The Razor view engine (@) automatically HTMLEncodes all output. It securely renders the literal string instead of executing it.

<!-- SAFE: Razor turns the < to &lt; automatically -->
<div>@Model.UserComment</div>

<!-- DANGEROUS: Html.Raw completely bypasses XSS protection!
     It forces the browser to execute raw HTML/Scripts. NEVER use this
     with user-generated content. -->
<div>@Html.Raw(Model.UserComment)</div>

2. SQL Injection (SQLi)

SQL Injection allows attackers to manipulate raw database queries.

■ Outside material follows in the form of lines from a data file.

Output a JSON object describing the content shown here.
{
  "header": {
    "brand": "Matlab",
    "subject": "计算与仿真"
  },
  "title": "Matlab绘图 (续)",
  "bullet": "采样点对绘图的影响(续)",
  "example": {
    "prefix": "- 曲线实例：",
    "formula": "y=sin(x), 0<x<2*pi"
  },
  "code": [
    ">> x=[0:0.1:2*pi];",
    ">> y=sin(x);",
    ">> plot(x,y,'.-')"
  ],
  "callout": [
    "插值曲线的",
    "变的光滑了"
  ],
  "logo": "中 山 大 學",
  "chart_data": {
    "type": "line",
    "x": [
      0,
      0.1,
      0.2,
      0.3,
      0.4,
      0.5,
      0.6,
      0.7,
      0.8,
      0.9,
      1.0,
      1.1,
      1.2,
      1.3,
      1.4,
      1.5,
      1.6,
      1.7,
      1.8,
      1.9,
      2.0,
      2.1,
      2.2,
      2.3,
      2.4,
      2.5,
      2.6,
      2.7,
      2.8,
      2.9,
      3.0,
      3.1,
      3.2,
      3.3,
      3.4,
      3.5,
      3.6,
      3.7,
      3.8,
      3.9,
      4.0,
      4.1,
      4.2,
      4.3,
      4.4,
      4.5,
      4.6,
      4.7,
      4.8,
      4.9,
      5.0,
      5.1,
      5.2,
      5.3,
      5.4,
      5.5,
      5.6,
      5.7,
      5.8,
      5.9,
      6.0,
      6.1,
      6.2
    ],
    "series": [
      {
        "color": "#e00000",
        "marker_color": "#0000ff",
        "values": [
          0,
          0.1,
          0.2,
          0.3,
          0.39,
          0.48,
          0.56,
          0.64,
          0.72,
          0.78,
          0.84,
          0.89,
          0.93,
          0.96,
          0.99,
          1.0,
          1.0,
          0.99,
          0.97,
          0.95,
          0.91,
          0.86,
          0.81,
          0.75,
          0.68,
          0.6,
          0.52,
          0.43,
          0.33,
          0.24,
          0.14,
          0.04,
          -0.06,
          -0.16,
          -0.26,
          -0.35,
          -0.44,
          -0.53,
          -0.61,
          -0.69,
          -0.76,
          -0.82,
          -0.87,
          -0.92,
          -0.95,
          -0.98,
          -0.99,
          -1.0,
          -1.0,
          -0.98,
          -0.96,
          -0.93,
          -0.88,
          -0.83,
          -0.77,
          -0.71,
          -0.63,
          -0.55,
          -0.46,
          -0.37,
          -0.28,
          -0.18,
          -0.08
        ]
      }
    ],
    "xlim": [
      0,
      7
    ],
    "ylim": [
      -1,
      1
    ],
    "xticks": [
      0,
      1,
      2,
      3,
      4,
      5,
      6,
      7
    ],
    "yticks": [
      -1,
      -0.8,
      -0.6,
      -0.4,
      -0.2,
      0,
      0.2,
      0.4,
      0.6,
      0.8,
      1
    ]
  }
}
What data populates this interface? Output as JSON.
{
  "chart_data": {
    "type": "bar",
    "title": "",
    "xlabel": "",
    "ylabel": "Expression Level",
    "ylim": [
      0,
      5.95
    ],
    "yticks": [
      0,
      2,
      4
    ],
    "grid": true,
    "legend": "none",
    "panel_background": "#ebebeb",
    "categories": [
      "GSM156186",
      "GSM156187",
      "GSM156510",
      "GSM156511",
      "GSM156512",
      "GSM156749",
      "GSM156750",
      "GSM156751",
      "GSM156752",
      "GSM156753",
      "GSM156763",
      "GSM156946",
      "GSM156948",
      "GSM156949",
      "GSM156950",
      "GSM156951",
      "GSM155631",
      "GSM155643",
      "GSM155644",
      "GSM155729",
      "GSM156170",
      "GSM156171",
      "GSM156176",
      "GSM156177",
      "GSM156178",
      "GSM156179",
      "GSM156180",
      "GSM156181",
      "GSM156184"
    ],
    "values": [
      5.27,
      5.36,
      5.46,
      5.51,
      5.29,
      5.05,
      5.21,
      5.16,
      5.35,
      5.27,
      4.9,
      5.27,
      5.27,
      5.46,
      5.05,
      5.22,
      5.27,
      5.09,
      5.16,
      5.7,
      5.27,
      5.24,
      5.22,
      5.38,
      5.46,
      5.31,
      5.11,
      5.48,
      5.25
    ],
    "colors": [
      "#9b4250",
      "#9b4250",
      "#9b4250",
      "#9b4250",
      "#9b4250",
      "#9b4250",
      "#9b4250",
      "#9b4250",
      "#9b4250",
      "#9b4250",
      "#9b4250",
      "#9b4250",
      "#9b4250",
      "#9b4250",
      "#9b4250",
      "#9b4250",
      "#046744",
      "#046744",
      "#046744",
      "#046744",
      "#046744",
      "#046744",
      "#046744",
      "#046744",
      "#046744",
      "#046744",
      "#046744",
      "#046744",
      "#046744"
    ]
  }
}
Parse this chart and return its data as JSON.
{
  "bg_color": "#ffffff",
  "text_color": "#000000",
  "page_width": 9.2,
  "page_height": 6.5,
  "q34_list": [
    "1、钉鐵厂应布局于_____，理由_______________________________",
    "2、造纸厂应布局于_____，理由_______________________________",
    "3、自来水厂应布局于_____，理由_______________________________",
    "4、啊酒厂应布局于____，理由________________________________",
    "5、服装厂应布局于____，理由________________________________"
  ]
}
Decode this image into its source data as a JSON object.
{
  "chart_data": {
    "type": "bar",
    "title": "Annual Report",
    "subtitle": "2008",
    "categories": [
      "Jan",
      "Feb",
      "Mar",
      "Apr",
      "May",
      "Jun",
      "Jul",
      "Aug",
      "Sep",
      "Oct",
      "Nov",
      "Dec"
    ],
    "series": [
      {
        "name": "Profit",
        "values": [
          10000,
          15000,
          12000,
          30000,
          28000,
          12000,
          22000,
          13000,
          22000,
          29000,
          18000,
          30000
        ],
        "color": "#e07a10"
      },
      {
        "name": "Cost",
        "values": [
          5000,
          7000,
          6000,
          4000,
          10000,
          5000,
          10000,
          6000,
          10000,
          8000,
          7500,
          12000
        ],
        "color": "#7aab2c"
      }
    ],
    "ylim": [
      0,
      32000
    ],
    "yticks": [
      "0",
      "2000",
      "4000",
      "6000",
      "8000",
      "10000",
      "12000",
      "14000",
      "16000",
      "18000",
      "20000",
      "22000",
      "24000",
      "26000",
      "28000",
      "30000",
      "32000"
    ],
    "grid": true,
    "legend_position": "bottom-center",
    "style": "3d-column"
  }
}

Entering ' OR 1=1; DROP TABLE Users; -- into a login box can obliterate your system.

✅ The ASP.NET Core Defense: Entity Framework Core

EF Core uses Parameterized Queries exclusively. It treats user input strictly as mapped string parameters, not executable SQL syntax. As long as you use LINQ, you are immune to SQLi.

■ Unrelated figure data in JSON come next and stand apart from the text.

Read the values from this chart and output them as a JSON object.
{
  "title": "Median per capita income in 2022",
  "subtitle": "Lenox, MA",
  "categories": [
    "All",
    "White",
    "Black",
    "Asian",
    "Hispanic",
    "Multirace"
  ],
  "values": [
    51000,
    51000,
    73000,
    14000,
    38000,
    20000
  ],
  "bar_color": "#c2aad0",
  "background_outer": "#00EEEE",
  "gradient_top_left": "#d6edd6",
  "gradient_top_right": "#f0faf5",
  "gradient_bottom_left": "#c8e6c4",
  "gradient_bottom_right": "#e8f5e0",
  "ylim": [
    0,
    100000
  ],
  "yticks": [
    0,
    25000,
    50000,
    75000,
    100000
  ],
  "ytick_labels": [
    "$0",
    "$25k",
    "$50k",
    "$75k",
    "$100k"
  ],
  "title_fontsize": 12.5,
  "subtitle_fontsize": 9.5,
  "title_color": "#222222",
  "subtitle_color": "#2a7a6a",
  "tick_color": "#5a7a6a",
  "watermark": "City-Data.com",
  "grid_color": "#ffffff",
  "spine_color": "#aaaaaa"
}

// SAFE: EF translates this to a safe Parameterized Query
var user = await _context.Users.FirstOrDefaultAsync(u => u.Email == userInput);

// EXTREMELY DANGEROUS: String Interpolation directly into raw SQL execution
_context.Database.ExecuteSqlRaw($"SELECT * FROM Users WHERE Email = '{userInput}'");

// SAFE Raw SQL (FormattableString execution creates parameters)
_context.Database.ExecuteSqlInterpolated($"SELECT * FROM Users WHERE Email = {userInput}");

3. Mass Assignment (Over-Posting Attacks)

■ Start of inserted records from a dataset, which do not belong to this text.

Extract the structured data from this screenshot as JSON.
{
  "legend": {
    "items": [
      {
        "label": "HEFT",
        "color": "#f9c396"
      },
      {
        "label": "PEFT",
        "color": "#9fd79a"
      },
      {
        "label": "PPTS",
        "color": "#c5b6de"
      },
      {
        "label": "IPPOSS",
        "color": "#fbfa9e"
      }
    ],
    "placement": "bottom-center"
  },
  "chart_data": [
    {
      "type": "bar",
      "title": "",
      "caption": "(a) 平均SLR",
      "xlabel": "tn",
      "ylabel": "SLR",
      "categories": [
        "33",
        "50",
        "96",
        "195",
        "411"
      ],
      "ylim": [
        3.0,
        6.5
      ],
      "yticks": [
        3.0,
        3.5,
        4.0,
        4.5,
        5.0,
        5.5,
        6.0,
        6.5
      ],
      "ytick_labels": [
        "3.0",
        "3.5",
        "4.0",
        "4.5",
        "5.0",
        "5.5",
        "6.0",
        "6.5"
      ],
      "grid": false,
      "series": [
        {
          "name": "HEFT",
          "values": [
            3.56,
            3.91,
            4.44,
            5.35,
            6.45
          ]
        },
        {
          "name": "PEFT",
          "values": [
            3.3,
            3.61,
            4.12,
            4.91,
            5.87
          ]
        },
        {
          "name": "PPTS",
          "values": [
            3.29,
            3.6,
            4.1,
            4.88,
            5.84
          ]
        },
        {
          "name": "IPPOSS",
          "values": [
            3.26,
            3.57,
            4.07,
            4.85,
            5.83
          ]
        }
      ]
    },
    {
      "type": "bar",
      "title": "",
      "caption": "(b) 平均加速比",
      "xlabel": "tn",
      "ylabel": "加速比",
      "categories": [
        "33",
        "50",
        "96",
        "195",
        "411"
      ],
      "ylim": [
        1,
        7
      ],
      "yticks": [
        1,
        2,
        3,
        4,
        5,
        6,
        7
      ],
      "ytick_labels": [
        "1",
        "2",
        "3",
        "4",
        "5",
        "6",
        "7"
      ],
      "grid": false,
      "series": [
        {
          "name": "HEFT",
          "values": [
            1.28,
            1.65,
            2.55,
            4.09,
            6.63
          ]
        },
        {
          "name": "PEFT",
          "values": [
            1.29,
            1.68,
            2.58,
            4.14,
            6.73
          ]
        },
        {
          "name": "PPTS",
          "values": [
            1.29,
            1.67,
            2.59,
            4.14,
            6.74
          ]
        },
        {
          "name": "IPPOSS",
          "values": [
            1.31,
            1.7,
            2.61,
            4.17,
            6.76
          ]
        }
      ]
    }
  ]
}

If you allow the MVC Model Binder to bind HTTP POST data directly to your Entity Framework domain models, you expose properties you never intended to be modified.

public class User {
    public int Id { get; set; }
    public string Name { get; set; }
    public bool IsAdmin { get; set; } // Attackers target this
}

// An attacker sends a POST with: "Name=John&IsAdmin=true"
public IActionResult UpdateProfile(User model) {
    _db.Users.Update(model);
    _db.SaveChanges(); // Attacker is now an Admin!
}

// Strip out sensitive properties entirely
public class UpdateProfileViewModel {
    public string Name { get; set; }
}

public IActionResult UpdateProfile(UpdateProfileViewModel model) {
    // IsAdmin cannot possibly be manipulated
    var user = _db.Users.Find(id);
    user.Name = model.Name;
    _db.SaveChanges();
}

4. Cross-Origin Resource Sharing (CORS)

By default, web browsers prevent a frontend deployed at https://myapp.com from making AJAX requests to an API at https://api.mybackend.com. This prevents unauthorized domains from accessing your API logic. However, if you *own* both domains, you must deliberately configure the backend to accept requests from the frontend using CORS.

// Program.cs
builder.Services.AddCors(options =>
{
    // Define a strict policy
    options.AddPolicy("StrictFrontendPolicy", builder =>
    {
        builder.WithOrigins("https://www.mytrustedfrontend.com") // Exactly whitelist the frontend
               .AllowAnyHeader()
               .AllowAnyMethod()
               .AllowCredentials(); // Allow passing authentication cookies
               
        // NEVER USE .AllowAnyOrigin() IN PRODUCTION!
    });
});

var app = builder.Build();

// Must run before Authorization but after Routing
app.UseCors("StrictFrontendPolicy"); 

5. Interview Mastery

Q: "How does ASP.NET Core Data Protection differ from just encrypting a string with AES?"

Architect Answer: "ASP.NET Core's Data Protection API (used behind the scenes to secure Session IDs and Authentication Cookies) is a comprehensive cryptographic lifecycle management system. If you just encrypt a string with AES, you have to manage where to store the master secret key, how to securely share that key across a server farm, and what happens when that key is compromised. The Data Protection API handles algorithmic agility (automatically upgrading to better algorithms as old ones weaken), key expiration (rolling keys every 90 days), and key ring storage (securely synchronizing keys across web farms via Azure Key Vault or Redis) so the developer doesn't accidentally invent brittle, flawed cryptography."